Page MenuHomePhabricator

RFC: Composite solid subselection
Changes PlannedPublic

Authored by alangenfeld on May 12 2020, 5:14 PM.

Details

Reviewers
prha
schrockn
max
Summary

The main things to note about this are:

a) This distinguishes between selecting a composite solid ['composite_a'] and selecting all of the composite's children ['composite_a.solid_a', 'composite_a.solid_b']. In the first case, config mapping is respected; in the second, it is not.

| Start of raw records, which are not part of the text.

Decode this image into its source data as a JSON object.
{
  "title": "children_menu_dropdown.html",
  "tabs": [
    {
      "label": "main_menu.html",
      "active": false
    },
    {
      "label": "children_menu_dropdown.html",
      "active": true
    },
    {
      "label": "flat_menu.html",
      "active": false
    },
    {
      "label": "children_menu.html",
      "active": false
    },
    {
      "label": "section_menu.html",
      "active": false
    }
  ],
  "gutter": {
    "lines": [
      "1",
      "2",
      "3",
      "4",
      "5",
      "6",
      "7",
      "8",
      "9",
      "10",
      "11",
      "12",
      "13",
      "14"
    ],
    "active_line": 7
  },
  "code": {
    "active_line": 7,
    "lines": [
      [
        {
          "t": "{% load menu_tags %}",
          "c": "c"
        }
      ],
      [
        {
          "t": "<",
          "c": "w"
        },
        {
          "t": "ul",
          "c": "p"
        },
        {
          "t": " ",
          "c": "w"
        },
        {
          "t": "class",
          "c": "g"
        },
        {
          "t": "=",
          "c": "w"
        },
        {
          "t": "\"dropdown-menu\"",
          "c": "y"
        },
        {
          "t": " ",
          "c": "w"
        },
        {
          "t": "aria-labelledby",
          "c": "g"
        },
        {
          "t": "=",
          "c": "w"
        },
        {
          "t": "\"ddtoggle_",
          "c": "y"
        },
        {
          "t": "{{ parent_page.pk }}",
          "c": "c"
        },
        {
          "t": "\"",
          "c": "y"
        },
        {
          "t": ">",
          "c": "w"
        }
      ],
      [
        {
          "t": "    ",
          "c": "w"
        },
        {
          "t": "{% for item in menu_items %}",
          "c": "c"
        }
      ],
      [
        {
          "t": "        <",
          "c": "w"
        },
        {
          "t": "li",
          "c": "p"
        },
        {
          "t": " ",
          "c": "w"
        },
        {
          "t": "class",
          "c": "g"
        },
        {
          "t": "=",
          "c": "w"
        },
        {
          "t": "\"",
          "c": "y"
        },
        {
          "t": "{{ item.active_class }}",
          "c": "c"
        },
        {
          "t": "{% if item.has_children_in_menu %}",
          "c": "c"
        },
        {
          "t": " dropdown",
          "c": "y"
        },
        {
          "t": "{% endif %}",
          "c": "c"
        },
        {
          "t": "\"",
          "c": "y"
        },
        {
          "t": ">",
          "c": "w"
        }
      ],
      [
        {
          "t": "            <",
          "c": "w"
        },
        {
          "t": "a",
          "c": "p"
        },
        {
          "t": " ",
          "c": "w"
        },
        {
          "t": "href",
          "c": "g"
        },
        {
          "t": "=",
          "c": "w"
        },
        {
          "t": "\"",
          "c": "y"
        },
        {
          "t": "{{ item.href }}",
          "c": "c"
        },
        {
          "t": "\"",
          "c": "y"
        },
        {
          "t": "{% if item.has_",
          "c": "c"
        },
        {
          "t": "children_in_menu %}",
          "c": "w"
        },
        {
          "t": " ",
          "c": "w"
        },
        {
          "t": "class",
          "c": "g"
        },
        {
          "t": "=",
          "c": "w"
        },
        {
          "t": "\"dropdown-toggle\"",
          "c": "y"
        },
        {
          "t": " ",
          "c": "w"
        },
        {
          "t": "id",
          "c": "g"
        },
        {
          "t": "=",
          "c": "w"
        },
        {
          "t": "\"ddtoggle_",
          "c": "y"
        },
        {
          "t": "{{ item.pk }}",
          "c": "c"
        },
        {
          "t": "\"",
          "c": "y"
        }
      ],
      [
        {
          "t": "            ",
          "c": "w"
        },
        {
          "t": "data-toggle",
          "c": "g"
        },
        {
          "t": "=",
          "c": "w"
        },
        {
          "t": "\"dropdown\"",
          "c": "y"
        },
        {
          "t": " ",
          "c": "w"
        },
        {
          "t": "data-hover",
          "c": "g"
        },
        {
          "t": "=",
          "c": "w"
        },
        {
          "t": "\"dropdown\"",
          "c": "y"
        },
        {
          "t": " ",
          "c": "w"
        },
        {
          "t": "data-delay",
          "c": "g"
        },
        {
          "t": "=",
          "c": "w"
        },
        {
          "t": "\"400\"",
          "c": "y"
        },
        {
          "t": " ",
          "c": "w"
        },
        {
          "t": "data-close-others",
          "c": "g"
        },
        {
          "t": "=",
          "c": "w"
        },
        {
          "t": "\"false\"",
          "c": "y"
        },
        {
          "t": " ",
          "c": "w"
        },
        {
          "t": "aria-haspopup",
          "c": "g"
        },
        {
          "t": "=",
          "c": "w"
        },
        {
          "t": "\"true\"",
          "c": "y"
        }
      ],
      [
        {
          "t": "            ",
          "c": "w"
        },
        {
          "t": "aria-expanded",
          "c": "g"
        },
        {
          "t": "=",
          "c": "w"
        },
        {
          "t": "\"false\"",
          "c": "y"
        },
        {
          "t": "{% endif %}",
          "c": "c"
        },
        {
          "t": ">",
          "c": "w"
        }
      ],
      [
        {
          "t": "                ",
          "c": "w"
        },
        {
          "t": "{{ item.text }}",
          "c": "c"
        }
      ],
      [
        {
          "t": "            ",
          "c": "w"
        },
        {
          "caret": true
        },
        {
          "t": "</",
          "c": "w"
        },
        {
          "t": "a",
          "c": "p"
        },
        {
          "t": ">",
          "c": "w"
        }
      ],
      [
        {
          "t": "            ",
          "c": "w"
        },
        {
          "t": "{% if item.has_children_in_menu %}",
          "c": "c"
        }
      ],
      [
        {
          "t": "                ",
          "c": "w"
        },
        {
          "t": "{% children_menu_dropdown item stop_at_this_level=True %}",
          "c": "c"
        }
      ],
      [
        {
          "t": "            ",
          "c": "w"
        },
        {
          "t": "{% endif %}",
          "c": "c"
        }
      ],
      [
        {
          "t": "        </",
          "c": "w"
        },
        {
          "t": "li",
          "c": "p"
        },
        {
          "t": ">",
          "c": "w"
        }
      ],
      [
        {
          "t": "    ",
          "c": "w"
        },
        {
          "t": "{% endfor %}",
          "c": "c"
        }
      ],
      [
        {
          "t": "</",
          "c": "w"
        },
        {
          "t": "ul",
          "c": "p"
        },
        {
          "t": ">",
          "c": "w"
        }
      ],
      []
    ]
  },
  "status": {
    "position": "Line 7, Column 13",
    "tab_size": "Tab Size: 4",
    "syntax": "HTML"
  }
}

Subselecting from a composite ['composite_a.solid_a'] does not respect config mapping.

b) This collapses composite subselections, so that, e.g., 'composite_a.composite_b.solid_c' takes config like {'solids': {'composite_a.composite_b.solid_c': {...}}}. So this does synthetic naming in the subselection.

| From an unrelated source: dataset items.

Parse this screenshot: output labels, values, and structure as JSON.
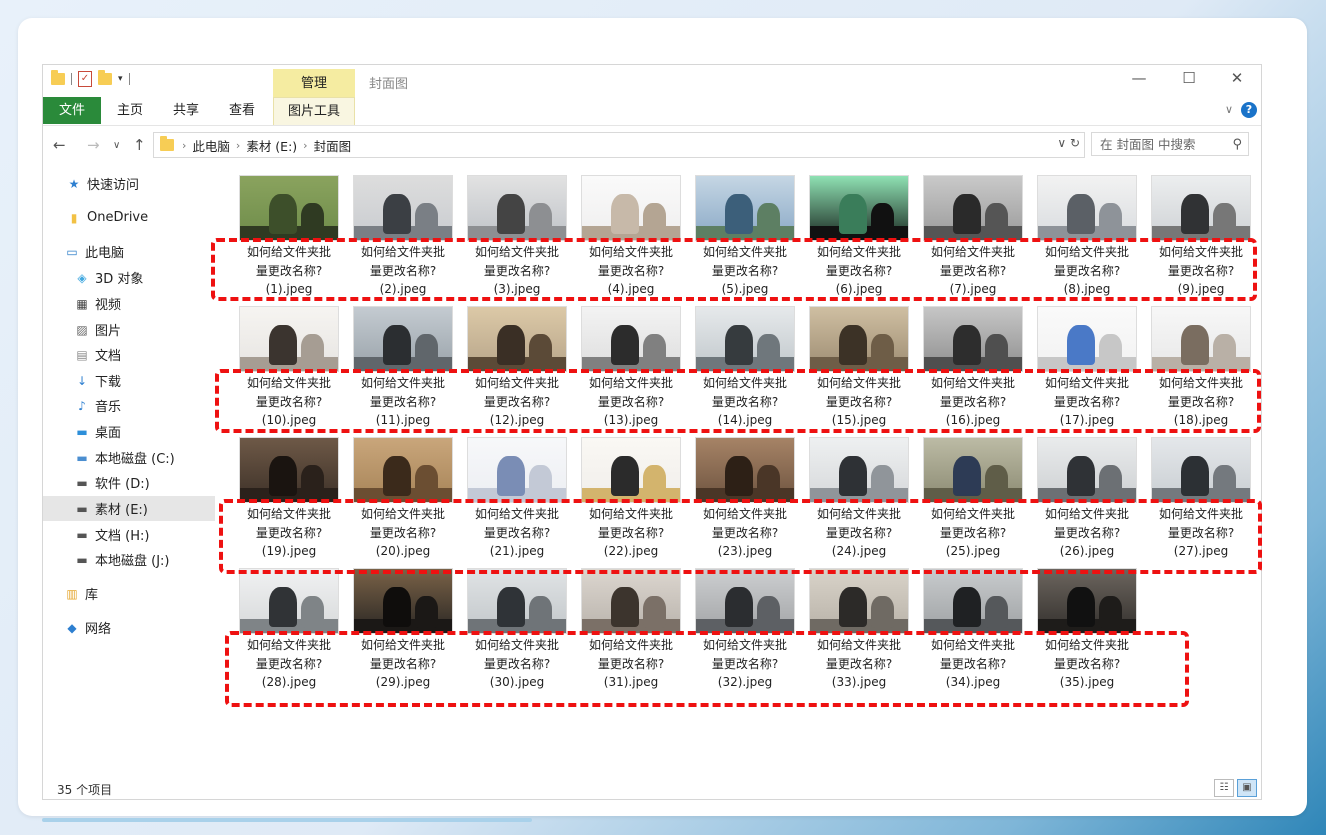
{
  "window": {
    "title": "封面图",
    "manage_tab": "管理",
    "minimize": "—",
    "maximize": "☐",
    "close": "✕"
  },
  "ribbon": {
    "tabs": [
      "文件",
      "主页",
      "共享",
      "查看",
      "图片工具"
    ],
    "collapse_chevron": "∨",
    "help": "?"
  },
  "address": {
    "back": "←",
    "forward": "→",
    "recent": "∨",
    "up": "↑",
    "crumbs": [
      "此电脑",
      "素材 (E:)",
      "封面图"
    ],
    "dropdown": "∨",
    "refresh": "↻",
    "search_placeholder": "在 封面图 中搜索"
  },
  "sidebar": {
    "items": [
      {
        "label": "快速访问",
        "icon": "star-icon"
      },
      {
        "label": "OneDrive",
        "icon": "onedrive-folder-icon"
      },
      {
        "label": "此电脑",
        "icon": "computer-icon"
      },
      {
        "label": "3D 对象",
        "icon": "3d-objects-icon"
      },
      {
        "label": "视频",
        "icon": "video-icon"
      },
      {
        "label": "图片",
        "icon": "pictures-icon"
      },
      {
        "label": "文档",
        "icon": "documents-icon"
      },
      {
        "label": "下载",
        "icon": "download-icon"
      },
      {
        "label": "音乐",
        "icon": "music-icon"
      },
      {
        "label": "桌面",
        "icon": "desktop-icon"
      },
      {
        "label": "本地磁盘 (C:)",
        "icon": "system-drive-icon"
      },
      {
        "label": "软件 (D:)",
        "icon": "drive-icon"
      },
      {
        "label": "素材 (E:)",
        "icon": "drive-icon",
        "selected": true
      },
      {
        "label": "文档 (H:)",
        "icon": "drive-icon"
      },
      {
        "label": "本地磁盘 (J:)",
        "icon": "drive-icon"
      },
      {
        "label": "库",
        "icon": "library-icon"
      },
      {
        "label": "网络",
        "icon": "network-icon"
      }
    ]
  },
  "files": {
    "caption_line1": "如何给文件夹批",
    "caption_line2": "量更改名称?",
    "names": [
      "(1).jpeg",
      "(2).jpeg",
      "(3).jpeg",
      "(4).jpeg",
      "(5).jpeg",
      "(6).jpeg",
      "(7).jpeg",
      "(8).jpeg",
      "(9).jpeg",
      "(10).jpeg",
      "(11).jpeg",
      "(12).jpeg",
      "(13).jpeg",
      "(14).jpeg",
      "(15).jpeg",
      "(16).jpeg",
      "(17).jpeg",
      "(18).jpeg",
      "(19).jpeg",
      "(20).jpeg",
      "(21).jpeg",
      "(22).jpeg",
      "(23).jpeg",
      "(24).jpeg",
      "(25).jpeg",
      "(26).jpeg",
      "(27).jpeg",
      "(28).jpeg",
      "(29).jpeg",
      "(30).jpeg",
      "(31).jpeg",
      "(32).jpeg",
      "(33).jpeg",
      "(34).jpeg",
      "(35).jpeg"
    ]
  },
  "status": {
    "item_count": "35 个项目"
  },
  "colors": {
    "file_tab": "#2a8a3a",
    "manage_tab": "#f5eca1",
    "highlight": "#ee1111"
  }
}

In order to enable the alternate approach, where 'composite_a.composite_b.solid_c' takes config like {'solids': {'composite_a': {'solids': {'composite_b': {'solids': {'solid_c': {...}}}}}}}, we would either need to inject synthetic composite solids into the subpipeline (hard to understand how this would work when we no longer subclass PipelineDefinition), or we would need to specialize environment schema generation for the subpipeline (but see https://github.com/dagster-io/dagster/issues/2322 -- we may have to do this anyway).

Test Plan

Unit

Diff Detail

Repository
R1 dagster
Branch
solid-subset-selection
Lint
Lint OK
Unit
No Unit Test Coverage

Event Timeline

max planned changes to this revision.May 12 2020, 5:14 PM
max created this revision.
max planned changes to this revision.May 13 2020, 1:12 AM
max retitled this revision from RFC (1): Composite solid subselection to RFC: Composite solid subselection.May 13 2020, 1:35 AM
max edited the summary of this revision. (Show Details)
max added reviewers: alangenfeld, prha, schrockn.
max edited the summary of this revision. (Show Details)

Lint

max requested review of this revision.May 13 2020, 1:51 AM

I think this overall makes sense - interested in more eyes on this for sure though.

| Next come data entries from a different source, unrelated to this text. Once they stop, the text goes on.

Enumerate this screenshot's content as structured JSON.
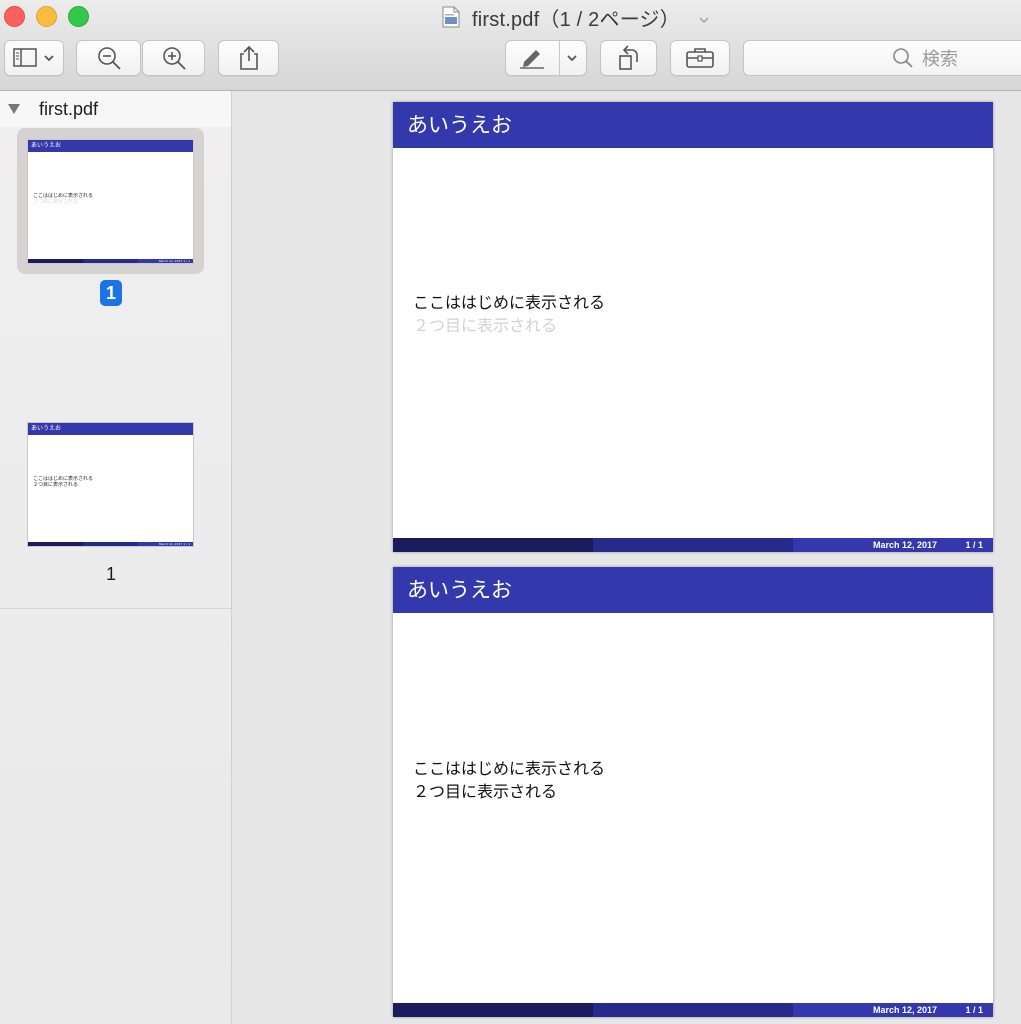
{
  "window": {
    "title": "first.pdf（1 / 2ページ）",
    "search_placeholder": "検索"
  },
  "toolbar": {
    "buttons": [
      "sidebar-toggle-icon",
      "zoom-out-icon",
      "zoom-in-icon",
      "share-icon",
      "markup-pen-icon",
      "rotate-icon",
      "toolbox-icon"
    ]
  },
  "sidebar": {
    "doc_name": "first.pdf",
    "thumbnails": [
      {
        "header": "あいうえお",
        "line1": "ここははじめに表示される",
        "line2": "２つ目に表示される",
        "footer": "March 12, 2017   1 / 1",
        "page_label": "1"
      },
      {
        "header": "あいうえお",
        "line1": "ここははじめに表示される",
        "line2": "２つ目に表示される",
        "footer": "March 12, 2017   1 / 1",
        "page_label": "1"
      }
    ]
  },
  "pages": [
    {
      "header": "あいうえお",
      "line1": "ここははじめに表示される",
      "line2": "２つ目に表示される",
      "line2_color": "#d2d2d2",
      "date": "March 12, 2017",
      "page": "1 / 1"
    },
    {
      "header": "あいうえお",
      "line1": "ここははじめに表示される",
      "line2": "２つ目に表示される",
      "line2_color": "#111111",
      "date": "March 12, 2017",
      "page": "1 / 1"
    }
  ],
  "colors": {
    "beamer_header": "#3339ad",
    "footer_dark": "#1a1c5e",
    "footer_mid": "#262a8a",
    "footer_light": "#3339ad",
    "selection_badge": "#1c73e8"
  }
}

python_modules/dagster/dagster/core/definitions/pipeline.py
519–780

this is Some Real Shit - i think some walk through comments could be a nice addition . The existing comments are a great start - i just mean some outline of "we do this then this then this"

870

why are we iterating defs when we are building handles? shouldnt it be against instances? this and the addition of parent_name to iterate defs confuses me

python_modules/dagster/dagster_tests/core_tests/test_pipeline_execution.py
1072–1074

we could make a different choice here right? - a pipeline with everything subset is equivalent to the full pipeline, curious on your thinking here.

1304

spooky - fix now?

python_modules/dagster/dagster_tests/core_tests/test_pipeline_execution.py
1072–1074

yes, we could def do that. i think it seemed more consistent to do this given that if we subset all of the children of a composite, we aren't resolving that to the composite

1304

sorry, this is just a legacy of dev

nits

python_modules/dagster/dagster/core/definitions/pipeline.py
870

yep, this is cruft

woah nice work on the comments - thats really nice. I would like @prha / @schrockn to also take a pass, mostly for opinion on the design choices highlighted in summary.

would there be a universe in which we would need (or want) to support both:

{'solids': {'composite_a.composite_b.solid_c': {...}}}

and

{'solids': {'composite_a': {'solids': {'composite_b': {'solids': {'solid_c': {...}}}}}}}

I think supporting this for subset selection is fine (since it is totally unsupported now) but I am very wary about supporting this in the configuration context. This would open two different ways of doing things which complicates everything: the code, our documentation, stack overflow questions, etc. We need to decide on one way to stick with it.

This revision now requires changes to proceed.May 15 2020, 7:39 PM

I have a hard time reconciling a mental model that makes sense for subsetting in to a composite where maintaining the original config structure makes sense. I agree that this is a gnarly user experience - but I think its because subsetting in to a composite is fundamentally complex and that complexity is accurately exposed to the user. I think maintaining the config structure will mask the complexity causing greater confusion.

If somebody has a mental model that feels right to them for keeping it consistent, it would be great if you could update the drawing in the comment above to help communicate it.

Just for the avoidance of doubt, I agree with Alex and I think this is clearer and more consistent than the alternative

met to discuss this - @schrockn was able to help outline how using the dotted notation for all composite config (subselected or not) instead of the hierarchal structure or a hybrid would make sense. The example of vscode settings helps us believe this as likely a better end user experience.

Action items:

  • gather some early feedback from users on the proposed change
  • a separate RFC for migrating the current system to this approach and the necessary amount of back compat

FYI
in D3221 i renamed PipelineDefinition.subset_for_execution(solid_subset) to PipelineDefinition.get_pipeline_subset_def(solids_to_execute), because previously both ExecutablePipeline and PipelineDefinition have a func called subset_for_execution so i did the renaming to avoid confusing.
it may be worth reading the summary sections in D3221 and D3225 to get the context of the subsetting refactor we did after this diff

alangenfeld planned changes to this revision.
alangenfeld edited reviewers, added: max; removed: alangenfeld.